At the First Annual Instructional Innovation Conference, Barba presented a paper describing the technology and techniques used for Digital Inking and Lecture Screencasts, which can be watched via screencast on YouTube. More information about Barba can be found via her people site, her research group, and at the BU:ENG-Mechanical Engineering website.
Across BU, many professors have adopted Digication ePortfolios to make student learning visible. With the help of a grant from the Davis Educational Foundation, the College of General Studies (CGS) has taken the further step of integrating ePortfolios across its entire curriculum, for both freshmen and sophomores. CGS provides students with a two-year interdisciplinary general-education core curriculum from which they may continue into any of BU’s other undergraduate programs. Students’ ePortfolios include work from each of their CGS classes in different academic disciplines. This makes it easier for them to integrate their learning and create the interdisciplinary reflections that put their work together across different fields.
CGS’s ePortfolio program also facilitates assessment at the program level.
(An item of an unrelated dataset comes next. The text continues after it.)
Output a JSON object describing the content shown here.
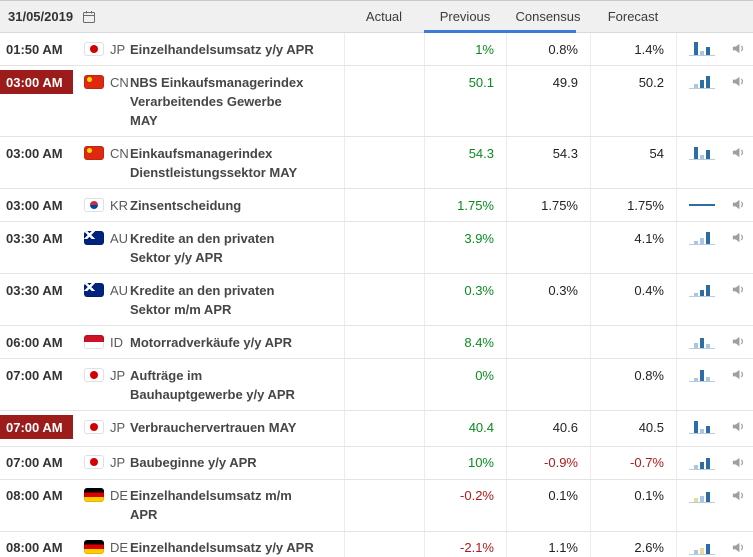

CGS uses ePortfolios to assess students according to a rubric, based on models developed by the Association of American Colleges and Universities. The College assesses its students’ progress in seven areas: (1) written and oral communication, (2) analysis and documentation of sources, (3) awareness of historic and cultural contexts, (4) understanding of rhetorical and aesthetic conventions, (5) critical thinking and perspective-taking, (6) quantitative skills, and (7) integrative and applied learning. The portfolio-based assessment process provides both quantitative and qualitative data, offering richer and more nuanced pictures of student progress than standardized tests could.